Who's the lender? Pretty sure theres a good few still doing 90%. Anything about the IP that might make it seem riskier to them?
95% + full cap lmi is still available so theoretically can go to 99.9%. @mini2 which bank and why. There may be a reason in relation to security type?
That's low... down around rural/farming zone territory. Even lower than most Commercial LVRs (typically 65-70% but can be higher in some cases). You are you talking about residential I assume...
95% for purchases is still do-able, 90% for refinances in most cases. 65% LVR sounds like either specialised security OR they've been hit on the wrists for taking in an astronomical amount of new investment biz over a short period of time. Wouldn't happen to be a certain credit union who was keen on taking investment biz with strong servicing only a few months ago?
It's good old Qudos (pretending I'm a) Bank or previously known as Qantas Credit Union. I'm happy with 80% and have never expected to exceed that anyway. Their only saving grace at the moment is all my IP loans are at OO rates when everyone else slapped a premium on top. Then again I suspect it's the person I'm dealing rather than the bank's actual position. My previous go to person had jumped ship and work in a completely different industry(!)...will try again with another person and if they insist it's 65%, see you later folks.
It may be the case - they had / have a very generous calculator which would have seen them attract a lot of investor loans -bc they're small they likely have to readjust their book and the best way to do this is make themselves unattractive to investors. A 65% LVR will achieve that very nicely!
One of their generosity was IP and OO are charged at the same rate so all my IP's I have with them is still on OO rate unless I refinance.
There are other lenders that will also do this, but depends on your servicing. Worst case you may just need to refi one to get the equity out. At the end of the day the rate should not be something that stops you moving foward and if it is, things are probably too tight for another IP anyways.

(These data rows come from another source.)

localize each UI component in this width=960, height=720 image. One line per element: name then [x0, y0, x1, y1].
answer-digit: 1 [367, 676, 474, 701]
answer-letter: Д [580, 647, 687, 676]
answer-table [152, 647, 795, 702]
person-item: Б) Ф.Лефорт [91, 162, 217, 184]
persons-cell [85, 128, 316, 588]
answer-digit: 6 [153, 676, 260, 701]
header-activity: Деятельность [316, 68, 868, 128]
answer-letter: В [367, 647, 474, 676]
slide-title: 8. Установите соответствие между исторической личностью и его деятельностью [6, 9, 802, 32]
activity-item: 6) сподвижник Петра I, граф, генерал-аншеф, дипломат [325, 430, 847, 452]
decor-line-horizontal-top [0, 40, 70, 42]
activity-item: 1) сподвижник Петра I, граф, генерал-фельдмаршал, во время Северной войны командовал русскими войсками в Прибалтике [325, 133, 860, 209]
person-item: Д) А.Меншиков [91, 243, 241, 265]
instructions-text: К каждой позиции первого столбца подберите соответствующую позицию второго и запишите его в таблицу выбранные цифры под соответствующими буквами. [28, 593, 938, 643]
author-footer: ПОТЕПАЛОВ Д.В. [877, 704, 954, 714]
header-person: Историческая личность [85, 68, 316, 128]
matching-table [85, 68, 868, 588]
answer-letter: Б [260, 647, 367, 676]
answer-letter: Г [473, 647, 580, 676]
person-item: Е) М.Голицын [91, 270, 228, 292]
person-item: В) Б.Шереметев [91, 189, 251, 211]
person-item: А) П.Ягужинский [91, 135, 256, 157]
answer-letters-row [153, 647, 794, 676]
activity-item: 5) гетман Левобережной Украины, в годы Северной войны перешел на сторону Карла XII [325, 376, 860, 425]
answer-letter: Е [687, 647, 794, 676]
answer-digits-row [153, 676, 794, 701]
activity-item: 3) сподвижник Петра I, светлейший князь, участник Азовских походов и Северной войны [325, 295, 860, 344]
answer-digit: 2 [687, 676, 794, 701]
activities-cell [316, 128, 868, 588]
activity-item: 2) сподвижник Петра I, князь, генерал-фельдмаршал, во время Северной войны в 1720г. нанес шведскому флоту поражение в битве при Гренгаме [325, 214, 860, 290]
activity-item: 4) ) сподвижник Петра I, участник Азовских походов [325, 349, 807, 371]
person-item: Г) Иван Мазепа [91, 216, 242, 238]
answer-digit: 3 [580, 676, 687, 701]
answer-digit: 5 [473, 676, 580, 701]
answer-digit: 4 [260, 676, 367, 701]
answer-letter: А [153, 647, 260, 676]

That's who I thought it was. This has been happening for over 12 months now, if there's a lender with a niche outside of the norm of the lenders which will enable greater borrowing or lower rates, their service times go to hell and if it's investment related, they clamp down on the niche before they attract the attention of regulators. If it gets where you need to be for a purchase initially and there's no other option it's fine, but always keep in mind that what a lender offers today may not be available in the future. Good thing in your case is that its <80% LVR debt, so you're not up for much in lost costs should you move to an alternative lender.
Its the banks position. Qudos are at 65% for Investment . Have been at 65% for at least @ 4-5 months. They take actuals for servicing, but so do Liberty and you can get 80% there using "actuals"
Thank you all, looks like I'll stop pursuing Qudos and start shopping. Absolutely, lucky I've learned this lesson now rather than later. It's definitely a case of assuming the gravy train will keep going...well not necessarily a gravy train but complacency with dealing only with one lender I guess. That make sense then I guess as my last purchase was back in Feb this year at 80%.
How many properties do you have with them? If you've been dealing with them direct, it would be a good idea to have your loan structure reviewed as it's quite possible they've x-colled you unless you specifically requested them not too. Please speak to a broker - shopping around yourself is unlikely to get you the ideal product or structure, and may give you a heap of unwanted entries on your credit file.